At the University of Arizona, loacted in a state in which American Indians/Native Alaskans make up 4.5 percent of the population, more than 10 courses exploring American Indian policy and law are offered Alaskans make up 4.5 percent of the population, more than 10 courses exploring American Indian policy and law are offered by the university’s James E. Rogers College of Law. Uniquely, UA also offers one of the few joint J.D.-master’s programs in the country, which is coordinated by the law school and American Indian studies program.

UA additionally sponsors an indigenous peoples law program as well as an Indigenous Peoples Law Clinic, with students providing legal assistance to regional tribes and working within the tribal court system.

But one of the largest and most diverse program offerings is at the University of Tulsa’s Native American Law Center, which emphasizes the study of tribal law, federal Indian law and international law as it applies to indigenous people.

“There is a lot going on both within the Organization of American States and the United Nations about the treatment of Indigenous people worldwide,” explains Tatum, “so this is obviously a very important area for us to become involved with.”

Offering anywhere from 25 to 40 credits of Indian law every year, the University of Tulsa also sponsors a four-week summer program on Indigenous Peoples Law, which is a study abroad program at the Geneva Institute in Switzerland.

“Our idea has been to explore as many aspects of Indian Law or Native American law as possible,” say Tatum, who adds: “Indian law is increasingly being recognized as an important part of the world and our legal culture today, which means that it should not be regarded as a niche or side program but as something that is a part of a fundamental basis for any well-rounded legal education.”

In seniority, the Native American Law Center at the University of Washington is nearly as old as New Mexico’s American Indian Law Center, with roots reaching back to the late 1960s. “It started during an era when a lot of American Indians in the Pacific Northwest and elsewhere were just beginning to assert their treaty rights and for the first time had lawyers from the various legal services programs and the federal office of economic opportunity representing them,” Anderson says.

Offering a two-quarter Indian law seminar that explores in-depth issues such as hunting and fishing rights, religious freedom, gaming, water rights and taxation, the UW program also features a unique tribal court criminal defense clinic. “We represent, as their public defenders, indigent Indian defendants in tribal court proceedings with tribal court judges and prosecutors,” Anderson says.

“This year we have 14 students who are in that particular program,” says Anderson, who adds that such tribal court exposure not only helps those students to sharpen their trial skills, but also gives them a hands-on feel for how tribal law works.

The combination of so many different, and in some states, entirely new American Indian law programs and course offerings, has given educators reason for optimism. “We are finally moving in the right direction.

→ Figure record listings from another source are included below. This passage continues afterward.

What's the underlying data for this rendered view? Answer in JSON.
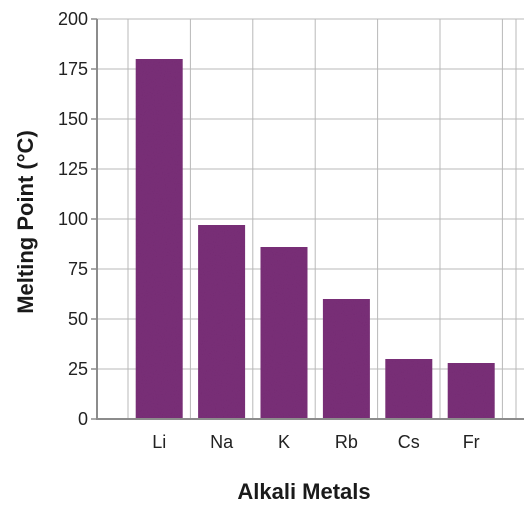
{
  "chart_data": {
    "type": "bar",
    "title": "",
    "xlabel": "Alkali Metals",
    "ylabel": "Melting Point (°C)",
    "categories": [
      "Li",
      "Na",
      "K",
      "Rb",
      "Cs",
      "Fr"
    ],
    "values": [
      180,
      97,
      86,
      60,
      30,
      28
    ],
    "ylim": [
      0,
      200
    ],
    "yticks": [
      0,
      25,
      50,
      75,
      100,
      125,
      150,
      175,
      200
    ],
    "ytick_labels": [
      "0",
      "25",
      "50",
      "75",
      "100",
      "125",
      "150",
      "175",
      "200"
    ],
    "grid": true,
    "bar_color": "#7a2e78",
    "grid_color": "#b8b8b8",
    "axis_color": "#8c8c8c"
  }
}
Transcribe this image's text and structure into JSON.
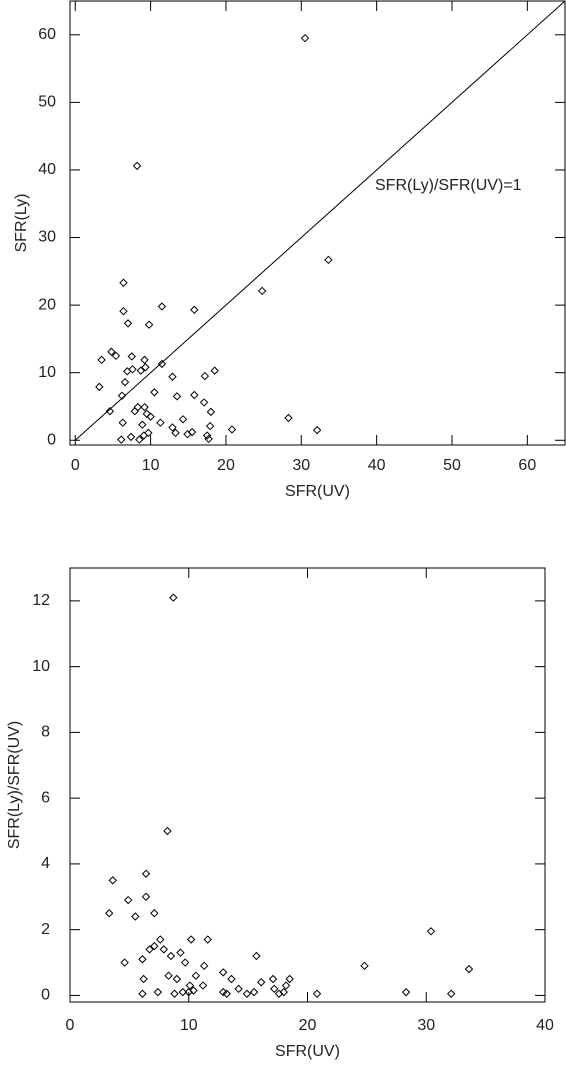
{
  "chart_data": [
    {
      "type": "scatter",
      "xlabel": "SFR(UV)",
      "ylabel": "SFR(Ly)",
      "annotation": "SFR(Ly)/SFR(UV)=1",
      "reference_line": true,
      "xlim": [
        -0.7,
        65
      ],
      "ylim": [
        -0.7,
        65
      ],
      "xticks": [
        0,
        10,
        20,
        30,
        40,
        50,
        60
      ],
      "yticks": [
        0,
        10,
        20,
        30,
        40,
        50,
        60
      ],
      "color": "#000000",
      "x": [
        30.5,
        8.2,
        33.6,
        24.8,
        6.4,
        11.5,
        15.8,
        6.4,
        7,
        9.8,
        4.8,
        3.5,
        5.4,
        7.5,
        9.2,
        11.5,
        6.9,
        7.6,
        8.7,
        9.3,
        3.2,
        6.6,
        12.9,
        17.2,
        18.5,
        6.2,
        8.3,
        7.9,
        4.6,
        9.2,
        10.5,
        13.5,
        15.8,
        17.1,
        9.5,
        10.0,
        11.3,
        14.3,
        18.0,
        6.3,
        8.9,
        12.9,
        13.3,
        14.9,
        15.5,
        17.5,
        17.9,
        20.8,
        28.3,
        32.1,
        6.1,
        7.4,
        8.5,
        9.1,
        9.7,
        17.7
      ],
      "values": [
        59.5,
        40.6,
        26.7,
        22.1,
        23.3,
        19.8,
        19.3,
        19.1,
        17.3,
        17.1,
        13.1,
        11.9,
        12.5,
        12.4,
        11.9,
        11.3,
        10.2,
        10.5,
        10.3,
        10.8,
        7.9,
        8.6,
        9.4,
        9.5,
        10.3,
        6.6,
        4.9,
        4.3,
        4.3,
        4.9,
        7.1,
        6.5,
        6.7,
        5.6,
        3.9,
        3.5,
        2.6,
        3.1,
        4.2,
        2.6,
        2.3,
        1.9,
        1.1,
        0.9,
        1.2,
        0.7,
        2.1,
        1.6,
        3.3,
        1.5,
        0.1,
        0.5,
        0.1,
        0.7,
        1.1,
        0.2
      ]
    },
    {
      "type": "scatter",
      "xlabel": "SFR(UV)",
      "ylabel": "SFR(Ly)/SFR(UV)",
      "xlim": [
        0,
        40
      ],
      "ylim": [
        -0.2,
        13
      ],
      "xticks": [
        0,
        10,
        20,
        30,
        40
      ],
      "yticks": [
        0,
        2,
        4,
        6,
        8,
        10,
        12
      ],
      "color": "#000000",
      "x": [
        8.7,
        8.2,
        6.4,
        3.6,
        3.3,
        4.9,
        6.4,
        5.5,
        7.1,
        6.1,
        6.7,
        7.1,
        7.6,
        7.9,
        8.5,
        9.3,
        9.7,
        10.2,
        11.6,
        12.9,
        13.6,
        15.7,
        11.3,
        4.6,
        6.2,
        8.3,
        9.0,
        10.6,
        10.1,
        11.2,
        9.5,
        8.8,
        7.4,
        6.1,
        10.0,
        10.4,
        12.9,
        13.2,
        14.2,
        14.9,
        15.5,
        16.1,
        17.1,
        17.2,
        17.6,
        18.0,
        18.2,
        18.5,
        20.8,
        24.8,
        28.3,
        30.4,
        32.1,
        33.6
      ],
      "values": [
        12.1,
        5.0,
        3.7,
        3.5,
        2.5,
        2.9,
        3.0,
        2.4,
        2.5,
        1.1,
        1.4,
        1.5,
        1.7,
        1.4,
        1.2,
        1.3,
        1.0,
        1.7,
        1.7,
        0.7,
        0.5,
        1.2,
        0.9,
        1.0,
        0.5,
        0.6,
        0.5,
        0.6,
        0.3,
        0.3,
        0.1,
        0.05,
        0.1,
        0.05,
        0.1,
        0.15,
        0.1,
        0.05,
        0.2,
        0.05,
        0.1,
        0.4,
        0.5,
        0.2,
        0.05,
        0.1,
        0.3,
        0.5,
        0.05,
        0.9,
        0.1,
        1.95,
        0.05,
        0.8
      ]
    }
  ]
}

It’s been at a snail’s pace and I, for one, would like to see it move more quickly, but at least we are seeing progress,” says Tatum from the University of Tulsa.

“There are not only more law schools today going out of their way to make certain that Native American law is in their curriculum,” adds Tatum, “but some states have even started to include Indian law on their state bar exams, and that is for all students, whether or not you are Indian.”

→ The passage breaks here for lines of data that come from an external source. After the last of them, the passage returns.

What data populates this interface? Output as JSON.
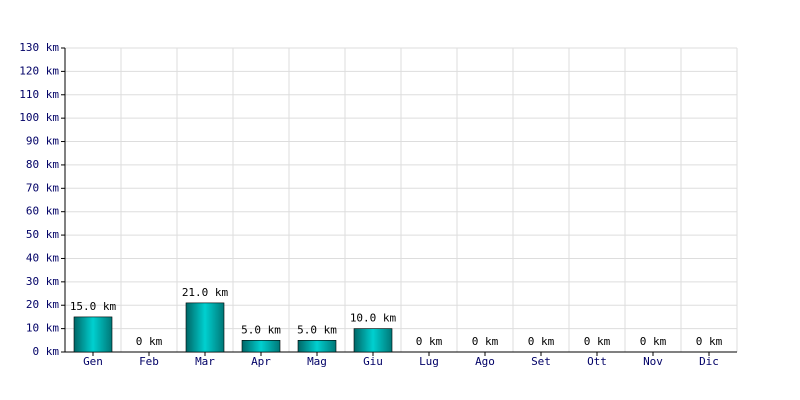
{
  "chart_data": {
    "type": "bar",
    "categories": [
      "Gen",
      "Feb",
      "Mar",
      "Apr",
      "Mag",
      "Giu",
      "Lug",
      "Ago",
      "Set",
      "Ott",
      "Nov",
      "Dic"
    ],
    "values": [
      15,
      0,
      21,
      5,
      5,
      10,
      0,
      0,
      0,
      0,
      0,
      0
    ],
    "value_labels": [
      "15.0 km",
      "0 km",
      "21.0 km",
      "5.0 km",
      "5.0 km",
      "10.0 km",
      "0 km",
      "0 km",
      "0 km",
      "0 km",
      "0 km",
      "0 km"
    ],
    "color": "#00d0d0",
    "ylim": [
      0,
      130
    ],
    "yticks": [
      {
        "value": 0,
        "label": "0 km"
      },
      {
        "value": 10,
        "label": "10 km"
      },
      {
        "value": 20,
        "label": "20 km"
      },
      {
        "value": 30,
        "label": "30 km"
      },
      {
        "value": 40,
        "label": "40 km"
      },
      {
        "value": 50,
        "label": "50 km"
      },
      {
        "value": 60,
        "label": "60 km"
      },
      {
        "value": 70,
        "label": "70 km"
      },
      {
        "value": 80,
        "label": "80 km"
      },
      {
        "value": 90,
        "label": "90 km"
      },
      {
        "value": 100,
        "label": "100 km"
      },
      {
        "value": 110,
        "label": "110 km"
      },
      {
        "value": 120,
        "label": "120 km"
      },
      {
        "value": 130,
        "label": "130 km"
      }
    ],
    "grid": true
  }
}
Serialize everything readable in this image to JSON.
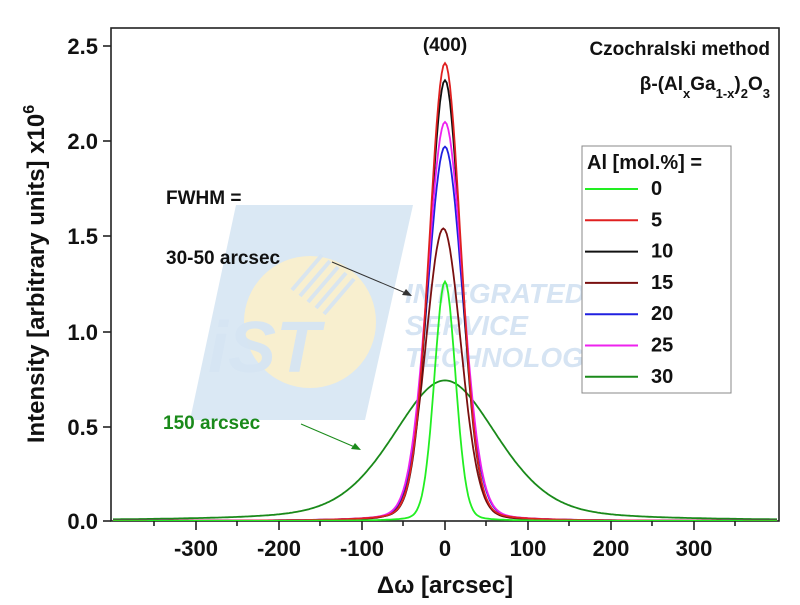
{
  "chart_data": {
    "type": "line",
    "title": "Czochralski method",
    "subtitle": "β-(AlxGa1-x)2O3",
    "reflection": "(400)",
    "xlabel": "Δω [arcsec]",
    "ylabel": "Intensity [arbitrary units] x10^6",
    "xlim": [
      -400,
      400
    ],
    "ylim": [
      0,
      2.6
    ],
    "xticks": [
      -300,
      -200,
      -100,
      0,
      100,
      200,
      300
    ],
    "xtick_labels": [
      "-300",
      "-200",
      "-100",
      "0",
      "100",
      "200",
      "300"
    ],
    "yticks": [
      0.0,
      0.5,
      1.0,
      1.5,
      2.0,
      2.5
    ],
    "ytick_labels": [
      "0.0",
      "0.5",
      "1.0",
      "1.5",
      "2.0",
      "2.5"
    ],
    "grid": false,
    "legend_title": "Al [mol.%] =",
    "legend_position": "upper right",
    "series": [
      {
        "name": "0",
        "color": "#22ee22",
        "peak_x": 0,
        "peak_y": 1.26,
        "fwhm_arcsec": 30
      },
      {
        "name": "5",
        "color": "#e02020",
        "peak_x": 0,
        "peak_y": 2.41,
        "fwhm_arcsec": 45
      },
      {
        "name": "10",
        "color": "#111111",
        "peak_x": 0,
        "peak_y": 2.32,
        "fwhm_arcsec": 45
      },
      {
        "name": "15",
        "color": "#7a1010",
        "peak_x": -2,
        "peak_y": 1.54,
        "fwhm_arcsec": 50
      },
      {
        "name": "20",
        "color": "#2020e0",
        "peak_x": 0,
        "peak_y": 1.97,
        "fwhm_arcsec": 50
      },
      {
        "name": "25",
        "color": "#ee22ee",
        "peak_x": 0,
        "peak_y": 2.1,
        "fwhm_arcsec": 50
      },
      {
        "name": "30",
        "color": "#1a8a1a",
        "peak_x": 0,
        "peak_y": 0.74,
        "fwhm_arcsec": 150
      }
    ],
    "annotations": [
      {
        "text": "FWHM =",
        "color": "#111111"
      },
      {
        "text": "30-50 arcsec",
        "color": "#111111"
      },
      {
        "text": "150 arcsec",
        "color": "#1a8a1a"
      }
    ]
  },
  "watermark": {
    "logo": "iST",
    "lines": [
      "INTEGRATED",
      "SERVICE",
      "TECHNOLOGY"
    ]
  }
}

Anderson agrees: “I think we are doing much better than before. We are producing young lawyers that are equipped to go out and work on a wide variety of issues. Best of all, tribal rights are now recognized as a part of the legal landscape, which is a great advance and a source of encouragement for students who want to be in this field.”

One of those former students is Christie, who says she is thinking about returning to school to expand her scope of practice.

“Right now I am only admitted to the Creek Nation and Cherokee Nation bar associations,” says Christie. “But I want to get admitted to more. This really is an area where you can never, ever learn too much.”